More than half of the allocated land would be taken back in the next few years, she said, adding that a further 450 hectares had been earmarked for "resumption".
Major developers, including Henderson Land, New World Development and Sun Hung Kai Properties, are sitting on "no less than 1,000 hectares" of agricultural land, according to government estimates.
Lam urged all developers to support the land ordinance. No further details were given as to how the process would work and which developers would be involved.
The Hong Kong stock exchange's property sub-index rose more than 2% after the measures were announced.
Before Hong Kong returned from British to Chinese rule in 1997, the colonial administration often deployed the ordinance to take property for public use, offering compensation to landowners.
But no leader has been able to successfully take back land from private developers since the handover.
Earlier, pro-democracy lawmakers shouted, "five demands, not one less" as they heckled Lam, who faces immense pressure to regain trust and resolve the city's biggest political crisis in decades, in a disruption that forced the meeting to be adjourned twice.
The dissenting legislators managed to project the call for "five demands, not one less", which has become a pr-democracy movement rallying cry, onto a backdrop behind Lam as she tried to deliver her speech.

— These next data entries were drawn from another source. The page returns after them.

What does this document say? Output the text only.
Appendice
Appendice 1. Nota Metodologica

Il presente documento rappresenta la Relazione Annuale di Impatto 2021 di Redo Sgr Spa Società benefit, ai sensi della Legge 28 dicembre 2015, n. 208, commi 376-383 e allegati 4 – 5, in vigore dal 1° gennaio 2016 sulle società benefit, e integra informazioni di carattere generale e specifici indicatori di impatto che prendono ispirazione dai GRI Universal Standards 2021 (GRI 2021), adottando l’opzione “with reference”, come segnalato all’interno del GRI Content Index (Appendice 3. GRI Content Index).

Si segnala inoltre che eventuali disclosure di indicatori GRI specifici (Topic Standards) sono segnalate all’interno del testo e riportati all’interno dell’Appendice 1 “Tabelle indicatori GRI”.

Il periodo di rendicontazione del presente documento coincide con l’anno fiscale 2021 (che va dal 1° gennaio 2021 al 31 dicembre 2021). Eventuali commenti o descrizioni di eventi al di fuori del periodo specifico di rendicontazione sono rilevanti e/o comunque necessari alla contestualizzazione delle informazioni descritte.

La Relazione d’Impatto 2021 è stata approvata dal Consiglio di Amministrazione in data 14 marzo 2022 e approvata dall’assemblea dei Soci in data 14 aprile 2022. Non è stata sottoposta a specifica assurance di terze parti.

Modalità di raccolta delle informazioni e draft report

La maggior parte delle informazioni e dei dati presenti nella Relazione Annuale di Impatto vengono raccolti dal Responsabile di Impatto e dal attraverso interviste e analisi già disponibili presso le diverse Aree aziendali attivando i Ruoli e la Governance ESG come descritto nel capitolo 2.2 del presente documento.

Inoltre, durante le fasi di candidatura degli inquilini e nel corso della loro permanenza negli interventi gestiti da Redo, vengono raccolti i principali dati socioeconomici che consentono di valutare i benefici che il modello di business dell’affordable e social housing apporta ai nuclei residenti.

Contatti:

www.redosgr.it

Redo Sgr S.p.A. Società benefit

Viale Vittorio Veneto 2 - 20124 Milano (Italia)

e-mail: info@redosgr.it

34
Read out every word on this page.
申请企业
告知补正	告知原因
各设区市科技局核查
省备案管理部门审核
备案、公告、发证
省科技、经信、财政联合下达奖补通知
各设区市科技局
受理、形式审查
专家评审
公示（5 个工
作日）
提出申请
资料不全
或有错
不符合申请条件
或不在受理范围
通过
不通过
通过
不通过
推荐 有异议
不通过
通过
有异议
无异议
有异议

The demands include universal suffrage and an independent inquiry into what they say has been excessive force by police in dealing with demonstrations.
Some of the protesting lawmakers wore masks of Chinese President Xi Jinping inside the chamber.
Pro-democracy legislator Tanya Chan said Lam was to blame for Hong Kong's chaos.
"Both her hands are soaked with blood," an emotional Chan said at a news conference after the policy session was adjourned.
"We hope Carrie Lam withdraws and quits. She has no governance ability ... she is not suitable to be chief executive."
Security was tight ahead of Lam's third policy address, with riot police and water cannon on standby.
She was speaking hours after the US House of Representatives passed three pieces of legislation related to the Hong Kong protests, drawing a swift rebuke from Beijing, which accused the lawmakers of "sinister intentions" of undermining stability in the Asian financial hub.
One of the measures, the Hong Kong Human Rights and Democracy Act, would require the US secretary of state to certify every year that Hong Kong retained its autonomy in order to keep receiving the special treatment that has allowed it to be a major financial centre.
Lam has ruled out making any concessions to the protesters in the face of escalating unrest, saying, "Violence would only breed more violence."
Protesters are angry at what they see as Beijing's tightening grip on the city which was guaranteed 50 years of freedoms under a "one country, two systems" arrangement upon its return to China.
Beijing rejects that accusation and says Western countries, especially the United States and Britain, are stirring up trouble.
Lam said her government would uphold "one country, two systems" while she warned that Hong Kong's economy was suffering badly, with the city expected to enter a technical recession in the third quarter. The labour market is facing layoff pressure in the short term, she added.
Authorities have arrested more than 2,300 people since June when the unrest escalated, scores of them teenagers, some as young as 12 and the oldest 83.
Ending her address on a positive note, Lam said the city faced its "most formidable challenge" since 1997, but by restoring law and order, it would "emerge from the storm and embrace the rainbow".